MANILA, Philippines — DBS Bank Ltd. of Singapore raised its inflation forecasts for 2022 and 2023 as the Bangko Sentral ng Pilipinas (BSP) is now firmly in combat mode to curb rising inflationary pressures.

In a report,  DBS said it is now expecting inflation to average at five percent for this year and four percent for next year.

“The BSP is firmly in inflation combat mode. Headline inflation is on a firm uptrend and is above the BSP’s two to four percent target. Inflation that has been driven by elevated commodity prices is feeding into second-round effects and rising inflation expectations, threatening the central bank’s price stability mandate,” DBS said.

It said the second-round upside price effects were seen from minimum wage hikes and increases in public utility jeepney fares, while the depreciation of the peso continues to add further upside pressures on imported inflation.

Inflation averaged 4.4 percent in the first half, exceeding the central bank’s two to four percent target, after quickening to 6.1 percent in June from 5.4 percent in May.
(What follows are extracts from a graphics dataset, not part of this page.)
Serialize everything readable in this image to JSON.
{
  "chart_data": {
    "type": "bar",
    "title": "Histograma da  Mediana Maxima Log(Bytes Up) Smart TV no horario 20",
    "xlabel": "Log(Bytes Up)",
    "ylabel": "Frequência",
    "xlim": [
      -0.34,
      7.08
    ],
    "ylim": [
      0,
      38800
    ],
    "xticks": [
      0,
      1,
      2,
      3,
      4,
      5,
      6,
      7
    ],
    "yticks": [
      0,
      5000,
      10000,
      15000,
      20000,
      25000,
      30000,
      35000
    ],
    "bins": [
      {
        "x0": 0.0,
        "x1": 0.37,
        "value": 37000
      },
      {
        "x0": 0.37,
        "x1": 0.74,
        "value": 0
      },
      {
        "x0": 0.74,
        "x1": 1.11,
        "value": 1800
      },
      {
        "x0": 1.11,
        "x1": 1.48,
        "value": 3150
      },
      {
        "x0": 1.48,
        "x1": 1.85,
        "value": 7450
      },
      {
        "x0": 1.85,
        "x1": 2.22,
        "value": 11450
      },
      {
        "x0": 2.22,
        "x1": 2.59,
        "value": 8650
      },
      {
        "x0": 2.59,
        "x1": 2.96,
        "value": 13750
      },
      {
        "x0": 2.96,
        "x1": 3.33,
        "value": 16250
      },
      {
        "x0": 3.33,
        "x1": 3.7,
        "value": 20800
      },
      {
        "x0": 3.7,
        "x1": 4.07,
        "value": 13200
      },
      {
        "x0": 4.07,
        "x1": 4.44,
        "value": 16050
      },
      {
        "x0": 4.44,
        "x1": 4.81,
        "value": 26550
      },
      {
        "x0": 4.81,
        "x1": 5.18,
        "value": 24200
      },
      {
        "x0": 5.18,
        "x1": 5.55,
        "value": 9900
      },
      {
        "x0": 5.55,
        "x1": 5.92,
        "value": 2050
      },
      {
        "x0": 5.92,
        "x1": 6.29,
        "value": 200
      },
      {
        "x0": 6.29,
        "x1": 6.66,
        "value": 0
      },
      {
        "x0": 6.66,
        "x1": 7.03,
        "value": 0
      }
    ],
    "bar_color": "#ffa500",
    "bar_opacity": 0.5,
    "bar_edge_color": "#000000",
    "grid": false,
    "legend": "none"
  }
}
“Upside inflation pressures appear to have further room to run,” DBS said.

Based on its latest assessment, the BSP also raised its inflation forecasts to five   percent this year and to 4.2   percent in 2023.

Amid rising inflationary pressures, BSP Governor Felipe Medalla signaled a possible more aggressive rate hike of 50 basis points in August as the peso breached the 56 to $1 level early this month.

The central bank started its interest rate liftoff with a 25-basis-point rate hike last May 19, the first in more than three years or since November 2018, followed by another 25 basis points on June 23.

The back-to-back rate hikes brought the benchmark interest rate to 2.50 percent from an all-time low of two percent.

To cushion the impact of the pandemic on the economy, the BSP slashed interest rates by 200 basis points in 2020 as part of its COVID response measures.

“We think the BSP’s rate hiking cycle is just getting started, having hiked by 50 basis points to 2.50 percent thus far. A steepening tightening path looks increasingly likely, with much room to return to the pre pandemic rate of four percent,” it said.

The Singaporean bank sees an additional 100 basis points rate hikes for the remainder of the year, consistent with Medalla’s signal that the overnight reverse repurchase rate would end 2022 at 3.50 percent.

“We therefore adjust our expectations, with hikes potentially occurring in four remaining meetings in 2022. This would lift the policy rate to 3.50 percent, with

upside risks,” DBS said.

The central bank raised rates by a cumulative 175 basis points within five meetings in the 2018 cycle, with two 50 basis points to quell inflation.

“We are not ruling out 50- basis-point hikes in a single meeting, especially if inflation surprises positively due to the peso,” it said.